How we’ve grown up alongside of them.
My mother-in-law’s best friend has a policy I love: she refuses to feed her dog anything she wouldn’t eat herself. They split hamburger and sweet potatoes for dinner. Breakfast is eggs, bacon. Chopped salad for lunch, perhaps a side of fruit. I’ll have what she’s having, I imagine the dog saying, and I smile every time I think of it.
And while I’m not yet ready to throw a prime rib to the dogs, I do love the idea of offering them a close second: fresh, whole ingredients, gently cooked without preservatives, kept refrigerated where meats belong.
For us, this looks a lot like Freshpet: from-the-fridge pet food with US-raised meat and nutrient-dense, steam-cooked ingredients – always prepped according to FDA / USDA standards. After all, in our own bodies, Ken and I make our greatest strides toward wellness through food.
Why anything less for the dogs?
The aging of a pet is difficult, if only for the memories that age alongside of them. Trips to the farmer’s market with Bernie riding in the bike basket, his ears flapping wild with glee. George catapulting himself from the diving board, splashing into a cold pool, swimming laps for hours before falling asleep on a sunny patch of lawn.
How many balls have they caught? How many walks in the park?

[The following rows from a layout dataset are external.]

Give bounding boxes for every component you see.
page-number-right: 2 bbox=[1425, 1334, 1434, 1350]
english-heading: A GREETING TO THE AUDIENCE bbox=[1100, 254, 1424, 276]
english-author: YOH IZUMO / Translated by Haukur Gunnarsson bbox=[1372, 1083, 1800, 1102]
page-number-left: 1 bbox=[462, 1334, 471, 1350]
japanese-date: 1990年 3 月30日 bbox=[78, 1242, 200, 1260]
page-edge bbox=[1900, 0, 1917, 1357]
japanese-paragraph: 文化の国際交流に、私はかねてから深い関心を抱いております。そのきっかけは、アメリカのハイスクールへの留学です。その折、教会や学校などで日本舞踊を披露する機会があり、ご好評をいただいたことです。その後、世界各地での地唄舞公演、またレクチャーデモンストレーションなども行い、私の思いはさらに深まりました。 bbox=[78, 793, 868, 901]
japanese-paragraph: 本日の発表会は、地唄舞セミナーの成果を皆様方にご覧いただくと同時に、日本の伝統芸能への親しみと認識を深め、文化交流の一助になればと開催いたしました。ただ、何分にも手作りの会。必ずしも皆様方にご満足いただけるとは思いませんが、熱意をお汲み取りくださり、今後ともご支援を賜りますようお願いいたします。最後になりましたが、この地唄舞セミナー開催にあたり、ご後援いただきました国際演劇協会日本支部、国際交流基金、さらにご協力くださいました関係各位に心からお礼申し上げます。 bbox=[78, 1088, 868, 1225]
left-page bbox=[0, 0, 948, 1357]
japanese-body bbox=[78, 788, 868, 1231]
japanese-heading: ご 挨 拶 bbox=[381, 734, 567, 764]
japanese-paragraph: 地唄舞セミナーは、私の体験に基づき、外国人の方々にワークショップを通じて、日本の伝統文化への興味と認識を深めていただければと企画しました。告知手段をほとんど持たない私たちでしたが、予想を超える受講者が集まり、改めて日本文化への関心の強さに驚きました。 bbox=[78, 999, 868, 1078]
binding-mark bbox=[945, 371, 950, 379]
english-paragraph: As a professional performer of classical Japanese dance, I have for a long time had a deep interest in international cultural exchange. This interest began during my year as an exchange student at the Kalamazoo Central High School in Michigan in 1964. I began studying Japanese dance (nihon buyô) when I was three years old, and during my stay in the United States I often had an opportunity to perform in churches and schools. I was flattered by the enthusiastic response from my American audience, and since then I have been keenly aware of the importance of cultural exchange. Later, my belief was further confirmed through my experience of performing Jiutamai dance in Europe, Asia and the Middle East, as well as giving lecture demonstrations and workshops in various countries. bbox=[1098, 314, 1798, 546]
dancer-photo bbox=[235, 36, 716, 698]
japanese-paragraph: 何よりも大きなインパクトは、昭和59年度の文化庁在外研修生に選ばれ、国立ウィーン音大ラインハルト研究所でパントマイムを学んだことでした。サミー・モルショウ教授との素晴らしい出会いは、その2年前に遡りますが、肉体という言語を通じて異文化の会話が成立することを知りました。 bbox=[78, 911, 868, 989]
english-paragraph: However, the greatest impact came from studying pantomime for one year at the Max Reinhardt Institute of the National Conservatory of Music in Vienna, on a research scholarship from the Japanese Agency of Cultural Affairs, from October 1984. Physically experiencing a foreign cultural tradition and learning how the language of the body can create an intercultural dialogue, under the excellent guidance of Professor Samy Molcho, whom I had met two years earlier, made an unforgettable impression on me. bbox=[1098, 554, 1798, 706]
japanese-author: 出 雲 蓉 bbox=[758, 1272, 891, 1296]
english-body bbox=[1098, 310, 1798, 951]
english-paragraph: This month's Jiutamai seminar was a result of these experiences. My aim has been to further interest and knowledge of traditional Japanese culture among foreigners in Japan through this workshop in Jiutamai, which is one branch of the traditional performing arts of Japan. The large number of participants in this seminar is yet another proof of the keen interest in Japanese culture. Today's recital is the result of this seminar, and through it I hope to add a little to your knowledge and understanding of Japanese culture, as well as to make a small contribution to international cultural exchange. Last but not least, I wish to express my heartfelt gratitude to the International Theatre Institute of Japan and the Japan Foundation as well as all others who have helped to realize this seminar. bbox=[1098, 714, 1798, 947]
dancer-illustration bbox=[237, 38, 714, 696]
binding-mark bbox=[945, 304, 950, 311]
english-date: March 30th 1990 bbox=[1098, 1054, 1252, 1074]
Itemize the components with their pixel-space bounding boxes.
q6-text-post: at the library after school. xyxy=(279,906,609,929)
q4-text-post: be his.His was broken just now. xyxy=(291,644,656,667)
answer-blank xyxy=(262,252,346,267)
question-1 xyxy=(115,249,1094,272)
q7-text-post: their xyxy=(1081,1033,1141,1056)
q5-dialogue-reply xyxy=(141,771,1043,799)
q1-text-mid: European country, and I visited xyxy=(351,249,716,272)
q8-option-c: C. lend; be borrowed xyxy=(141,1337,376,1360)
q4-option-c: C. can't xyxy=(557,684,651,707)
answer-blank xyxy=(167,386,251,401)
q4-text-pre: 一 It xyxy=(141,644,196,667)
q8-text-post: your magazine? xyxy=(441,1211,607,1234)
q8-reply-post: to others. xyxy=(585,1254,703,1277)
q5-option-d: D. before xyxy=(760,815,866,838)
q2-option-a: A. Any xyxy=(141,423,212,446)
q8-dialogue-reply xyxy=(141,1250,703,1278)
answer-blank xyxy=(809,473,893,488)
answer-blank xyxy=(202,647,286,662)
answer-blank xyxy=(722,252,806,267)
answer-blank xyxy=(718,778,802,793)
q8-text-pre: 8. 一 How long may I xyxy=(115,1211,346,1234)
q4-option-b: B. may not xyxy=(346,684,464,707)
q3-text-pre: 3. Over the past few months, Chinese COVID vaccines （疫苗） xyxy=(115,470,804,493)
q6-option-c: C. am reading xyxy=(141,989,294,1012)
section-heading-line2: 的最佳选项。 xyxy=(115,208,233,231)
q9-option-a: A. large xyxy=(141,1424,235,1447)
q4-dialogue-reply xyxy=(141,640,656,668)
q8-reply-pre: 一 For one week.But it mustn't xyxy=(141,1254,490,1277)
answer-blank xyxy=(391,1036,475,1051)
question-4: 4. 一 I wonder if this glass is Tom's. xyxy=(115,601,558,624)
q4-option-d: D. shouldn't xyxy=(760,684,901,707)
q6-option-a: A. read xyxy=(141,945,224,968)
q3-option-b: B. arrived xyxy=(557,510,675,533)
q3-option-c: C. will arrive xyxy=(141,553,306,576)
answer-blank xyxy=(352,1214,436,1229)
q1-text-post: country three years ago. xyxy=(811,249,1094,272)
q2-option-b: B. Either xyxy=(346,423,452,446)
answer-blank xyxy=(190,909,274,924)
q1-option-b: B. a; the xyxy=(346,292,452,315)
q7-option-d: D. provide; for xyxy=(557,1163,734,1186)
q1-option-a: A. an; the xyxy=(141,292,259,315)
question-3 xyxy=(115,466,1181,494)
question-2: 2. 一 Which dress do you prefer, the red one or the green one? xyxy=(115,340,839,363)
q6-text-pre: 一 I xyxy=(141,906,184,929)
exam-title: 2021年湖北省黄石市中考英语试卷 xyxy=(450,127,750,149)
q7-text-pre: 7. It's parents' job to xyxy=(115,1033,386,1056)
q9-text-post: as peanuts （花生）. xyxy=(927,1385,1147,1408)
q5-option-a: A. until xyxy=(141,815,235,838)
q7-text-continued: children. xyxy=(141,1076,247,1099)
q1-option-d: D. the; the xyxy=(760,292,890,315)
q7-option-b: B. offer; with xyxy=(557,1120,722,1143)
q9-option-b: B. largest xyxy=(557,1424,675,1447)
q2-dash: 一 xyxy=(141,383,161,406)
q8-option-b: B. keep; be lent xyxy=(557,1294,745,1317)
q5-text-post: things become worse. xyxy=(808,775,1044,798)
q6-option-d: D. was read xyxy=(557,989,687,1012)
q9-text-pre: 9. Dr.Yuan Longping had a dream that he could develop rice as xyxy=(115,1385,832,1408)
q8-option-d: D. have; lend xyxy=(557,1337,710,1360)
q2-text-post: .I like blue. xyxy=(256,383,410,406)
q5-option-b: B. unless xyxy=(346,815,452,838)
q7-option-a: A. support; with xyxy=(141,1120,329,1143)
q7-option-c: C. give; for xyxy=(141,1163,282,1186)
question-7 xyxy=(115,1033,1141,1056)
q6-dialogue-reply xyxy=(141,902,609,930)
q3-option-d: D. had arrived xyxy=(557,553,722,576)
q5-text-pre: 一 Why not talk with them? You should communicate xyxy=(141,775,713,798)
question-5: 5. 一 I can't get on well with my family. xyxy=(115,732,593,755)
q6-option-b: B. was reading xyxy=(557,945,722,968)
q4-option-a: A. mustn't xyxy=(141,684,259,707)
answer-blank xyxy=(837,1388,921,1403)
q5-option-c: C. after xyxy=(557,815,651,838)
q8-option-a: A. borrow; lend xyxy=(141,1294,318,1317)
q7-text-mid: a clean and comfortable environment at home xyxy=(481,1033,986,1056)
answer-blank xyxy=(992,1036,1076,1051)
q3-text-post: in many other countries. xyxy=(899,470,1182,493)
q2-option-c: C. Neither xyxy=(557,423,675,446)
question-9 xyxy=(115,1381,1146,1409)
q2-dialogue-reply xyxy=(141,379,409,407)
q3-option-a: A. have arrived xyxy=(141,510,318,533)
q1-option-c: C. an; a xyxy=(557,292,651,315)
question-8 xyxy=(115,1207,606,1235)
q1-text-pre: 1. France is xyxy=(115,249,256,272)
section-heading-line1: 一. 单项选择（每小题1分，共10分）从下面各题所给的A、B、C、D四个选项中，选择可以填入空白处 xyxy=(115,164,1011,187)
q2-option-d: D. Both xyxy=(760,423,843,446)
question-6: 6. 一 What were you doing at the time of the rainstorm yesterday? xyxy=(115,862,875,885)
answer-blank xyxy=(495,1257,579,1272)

How many times has Bernie stolen Bee’s socks, the two declaring truces of their own?
But mostly: how many more?
A few weeks ago, I finished Abigail Thomas’ book, A Three Dog Life, highlighting a particular passage that echoes my own love for our four-legged family:
“Forget career, forget the future, forget existential worries, just get yourselves a couple of dogs, and everything will be all right.”